Pauline faillit s’écrouler quand le garçon enfonça la batte dans son anus d’un coup sec. La douleur était insoutenable et la jeune fille aurait crié si elle n’avait pas une verge en bouche et un bâillon en forme d’anneau qui l’empêchait d’articuler normalement. Après s’être amusé à faire de petits va et viens, le garçon décida d’empaler la chienne avec la batte. Il l’enfonça le plus possible en elle d’un coup violent qui éjecta la soumise sur le sol alors que son ventre fit un énorme bruit de liquide que l’on secouait. La verge n’était plus dans sa bouche et l’adolescente put crier de toutes ses forces  alors que la batte était presque entièrement logée dans son cul.

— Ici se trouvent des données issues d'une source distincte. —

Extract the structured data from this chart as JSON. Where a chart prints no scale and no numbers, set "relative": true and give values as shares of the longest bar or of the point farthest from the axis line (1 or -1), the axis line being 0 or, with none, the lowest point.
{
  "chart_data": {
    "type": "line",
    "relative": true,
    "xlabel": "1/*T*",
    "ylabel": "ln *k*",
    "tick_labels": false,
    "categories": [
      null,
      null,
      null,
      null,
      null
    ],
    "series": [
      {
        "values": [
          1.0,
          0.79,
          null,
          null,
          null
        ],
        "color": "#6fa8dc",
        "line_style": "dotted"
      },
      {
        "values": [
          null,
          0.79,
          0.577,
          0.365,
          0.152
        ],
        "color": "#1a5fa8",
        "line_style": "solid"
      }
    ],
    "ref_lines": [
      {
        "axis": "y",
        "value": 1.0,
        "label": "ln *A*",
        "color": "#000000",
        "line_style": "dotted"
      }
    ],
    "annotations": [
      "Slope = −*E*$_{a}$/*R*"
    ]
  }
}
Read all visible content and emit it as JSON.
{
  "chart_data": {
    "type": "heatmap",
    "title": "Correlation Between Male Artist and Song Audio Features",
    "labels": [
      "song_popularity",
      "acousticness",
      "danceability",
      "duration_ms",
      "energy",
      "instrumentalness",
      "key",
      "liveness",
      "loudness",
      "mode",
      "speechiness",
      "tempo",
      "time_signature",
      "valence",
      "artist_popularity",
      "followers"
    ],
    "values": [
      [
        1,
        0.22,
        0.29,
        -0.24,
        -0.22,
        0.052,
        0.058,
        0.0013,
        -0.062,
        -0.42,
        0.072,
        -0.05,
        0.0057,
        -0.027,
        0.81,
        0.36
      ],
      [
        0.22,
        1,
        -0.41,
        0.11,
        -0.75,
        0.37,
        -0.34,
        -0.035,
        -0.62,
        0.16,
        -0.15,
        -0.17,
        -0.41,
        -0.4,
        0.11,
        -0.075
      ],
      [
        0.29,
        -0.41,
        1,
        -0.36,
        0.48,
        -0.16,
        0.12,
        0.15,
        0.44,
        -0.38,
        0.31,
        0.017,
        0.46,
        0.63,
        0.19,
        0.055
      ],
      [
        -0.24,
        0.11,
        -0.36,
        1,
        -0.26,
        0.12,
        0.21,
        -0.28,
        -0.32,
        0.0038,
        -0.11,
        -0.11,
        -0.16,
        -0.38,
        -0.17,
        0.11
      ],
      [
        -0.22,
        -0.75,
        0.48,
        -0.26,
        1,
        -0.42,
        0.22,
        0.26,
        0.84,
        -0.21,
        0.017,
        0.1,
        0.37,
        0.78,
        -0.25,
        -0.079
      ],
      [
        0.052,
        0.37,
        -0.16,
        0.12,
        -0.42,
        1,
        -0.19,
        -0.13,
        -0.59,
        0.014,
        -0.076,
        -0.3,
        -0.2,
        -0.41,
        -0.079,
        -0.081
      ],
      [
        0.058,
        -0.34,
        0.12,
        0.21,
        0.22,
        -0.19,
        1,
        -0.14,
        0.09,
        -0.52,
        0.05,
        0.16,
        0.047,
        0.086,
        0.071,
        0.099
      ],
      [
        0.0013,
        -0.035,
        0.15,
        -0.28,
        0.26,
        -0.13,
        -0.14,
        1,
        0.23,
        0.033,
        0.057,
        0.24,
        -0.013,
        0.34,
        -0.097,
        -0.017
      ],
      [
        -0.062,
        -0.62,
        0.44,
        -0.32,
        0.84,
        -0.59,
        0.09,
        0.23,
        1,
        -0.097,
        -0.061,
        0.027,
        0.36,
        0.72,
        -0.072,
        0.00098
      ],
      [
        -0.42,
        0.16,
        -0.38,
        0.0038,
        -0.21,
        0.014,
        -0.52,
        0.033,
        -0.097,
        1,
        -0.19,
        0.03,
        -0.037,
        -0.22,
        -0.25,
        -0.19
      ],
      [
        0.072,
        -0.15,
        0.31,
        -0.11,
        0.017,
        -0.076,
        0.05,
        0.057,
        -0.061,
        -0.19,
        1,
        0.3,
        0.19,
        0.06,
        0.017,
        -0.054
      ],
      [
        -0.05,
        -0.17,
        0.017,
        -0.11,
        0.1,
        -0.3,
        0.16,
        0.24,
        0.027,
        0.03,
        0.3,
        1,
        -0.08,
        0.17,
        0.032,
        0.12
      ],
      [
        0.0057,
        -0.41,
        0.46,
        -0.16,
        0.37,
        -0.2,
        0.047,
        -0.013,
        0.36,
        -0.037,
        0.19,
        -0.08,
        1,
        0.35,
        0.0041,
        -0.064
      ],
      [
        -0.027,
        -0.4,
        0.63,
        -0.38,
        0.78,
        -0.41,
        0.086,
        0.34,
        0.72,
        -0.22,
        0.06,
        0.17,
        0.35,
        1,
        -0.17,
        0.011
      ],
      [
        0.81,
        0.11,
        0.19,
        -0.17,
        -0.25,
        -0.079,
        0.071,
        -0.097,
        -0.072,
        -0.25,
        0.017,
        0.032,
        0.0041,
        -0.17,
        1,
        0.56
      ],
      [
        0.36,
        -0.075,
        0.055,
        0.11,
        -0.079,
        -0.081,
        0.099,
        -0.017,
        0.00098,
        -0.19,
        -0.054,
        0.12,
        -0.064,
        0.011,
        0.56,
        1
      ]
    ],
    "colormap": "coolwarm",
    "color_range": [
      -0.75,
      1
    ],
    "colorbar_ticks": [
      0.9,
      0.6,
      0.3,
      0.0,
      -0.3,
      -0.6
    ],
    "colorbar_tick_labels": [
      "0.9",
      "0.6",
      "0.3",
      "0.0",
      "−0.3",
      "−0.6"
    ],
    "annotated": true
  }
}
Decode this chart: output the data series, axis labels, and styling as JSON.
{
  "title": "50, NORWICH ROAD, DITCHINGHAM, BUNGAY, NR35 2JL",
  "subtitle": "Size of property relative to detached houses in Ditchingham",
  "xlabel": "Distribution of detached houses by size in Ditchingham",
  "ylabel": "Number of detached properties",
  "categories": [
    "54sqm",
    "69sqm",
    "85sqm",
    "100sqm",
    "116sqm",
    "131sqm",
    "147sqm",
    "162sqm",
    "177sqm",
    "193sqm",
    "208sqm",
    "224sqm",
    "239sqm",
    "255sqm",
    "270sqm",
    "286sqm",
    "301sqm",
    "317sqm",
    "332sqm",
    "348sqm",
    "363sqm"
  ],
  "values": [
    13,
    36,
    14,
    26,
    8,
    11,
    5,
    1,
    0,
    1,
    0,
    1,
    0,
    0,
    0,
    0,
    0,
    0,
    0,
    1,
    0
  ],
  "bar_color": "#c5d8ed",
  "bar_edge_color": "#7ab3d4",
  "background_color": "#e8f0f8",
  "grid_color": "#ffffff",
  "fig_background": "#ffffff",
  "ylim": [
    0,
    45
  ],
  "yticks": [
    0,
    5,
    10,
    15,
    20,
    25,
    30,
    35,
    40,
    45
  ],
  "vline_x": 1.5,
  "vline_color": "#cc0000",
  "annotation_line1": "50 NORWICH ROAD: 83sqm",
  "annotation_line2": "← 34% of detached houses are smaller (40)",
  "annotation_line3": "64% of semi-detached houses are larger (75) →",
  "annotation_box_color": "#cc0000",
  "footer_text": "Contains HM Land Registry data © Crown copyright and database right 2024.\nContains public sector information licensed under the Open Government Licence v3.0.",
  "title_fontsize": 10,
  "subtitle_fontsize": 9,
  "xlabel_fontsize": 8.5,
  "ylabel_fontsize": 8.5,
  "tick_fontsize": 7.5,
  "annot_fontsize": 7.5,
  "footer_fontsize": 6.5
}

Il était difficile de faire plus douloureux que ça. Son cri avait alerté quelqu’un car les garçons l’attrapèrent et partir au pas de course en direction du gymnase. Ils étaient frustrés d’avoir du quitter le couloir ? Tant mieux ! Pauline ne supportait pas ces imbéciles qui la torturait sans raison. Elle ne leur avait rien fait de mal…
Ses bras furent attachés au filet d’un panier de basket et elle devait se tenir sur la pointe des pieds pour ne pas être tout simplement pendue par les mains. Pauline poussa un petit cri quand l’un des garçons lança une balle sur ses cuisses. Les tirs sur la cible vivante s’enchainaient suivi par ses gémissements de douleur. L’un d’eux visa son énorme ventre rempli d’eau, et la violence du coup fit uriner la jeune fille sans qu’elle ne le désire. Elle était encore pleine d’eau et il y avait plusieurs litres à évacuer. À chaque tir qui toucha l’estomac de la jeune fille, de nouveaux jets d’urine se déversèrent sur le sol. Ces porcs devaient trouver drôle de la faire souffrir et pisser en même temps. L’une des balles frappa son visage et la fit recracher le bâillon anneau sur le sol. Line avait mal partout et voulait que sa maîtresse vienne la libérer rapidement.

– S’il vous plait… J’ai mal… Je n’en peux plus… bredouilla la petite chienne.
– Mais il nous reste encore près d’une demi-heure avec toi. Il faut bien qu’on s’amuse un peu, non ? questionna le garçon en riant tout en tirant en plein dans le visage de Line. Allez on est sympa ! On te donne le choix. On continue à dégommer ton ventre pour que tu te pisses dessus, ou on t’emmène dans les toilettes du gymnase pour nettoyer les trônes avec ta langue ?
– Je ne vais pas lécher ça ! s’exclama la lycéenne. Ma maîtresse ne voudrait pas que je fasse ça !
– Ta maîtresse veut juste récupérer des billets et elle laisserait tout le lycée faire ses besoins dans ta bouche contre une liasse bien épaisse !

Pauline ne savait pas quoi répondre car le garçon avait raison. Elle n’était qu’un objet pour Leona et si elle pouvait l’enrichir, alors elle ne s’en priverait pas. Les trois joueurs de baseball continuèrent de bombarder son ventre pour la faire uriner jusqu’à ce qu’elle n’arrive plus à tenir sur ses jambes et ne tienne debout plus que grâce à ses mains attachées au filet. Quand ils finirent par se lasser alors que le ventre de Line était rouge et douloureux, ils la détachèrent et se dirigèrent dans les toilettes avec elle.

– J’en ai marre que les chiottes soient dégueulasse ici ! Ils le sont tellement que plus personne ne vient pour nettoyer. Mais toi et ta merveilleuse langue vous allez faire des miracles, n’est ce pas ?
– Je… non… bredouilla Line alors qu’elle était à genoux devant un chiotte sale et à l’odeur nauséabonde tandis que Leona arriva dans la pièce. Maîtresse ! Je ne veux pas leur obéir, s’il vous plait…
– Il nous reste dix minutes Leona ! Et je peux rajouter 2000 yens que j’ai volé ce matin, déclara un des garçons en riant.

Pauline attendait en regardant sa maîtresse avec espoir. Il y avait peut-être un autre client à satisfaire. La jeune fille se raccrocha à cette pensée alors que Leona la regardait avec son sourire vicieux habituel.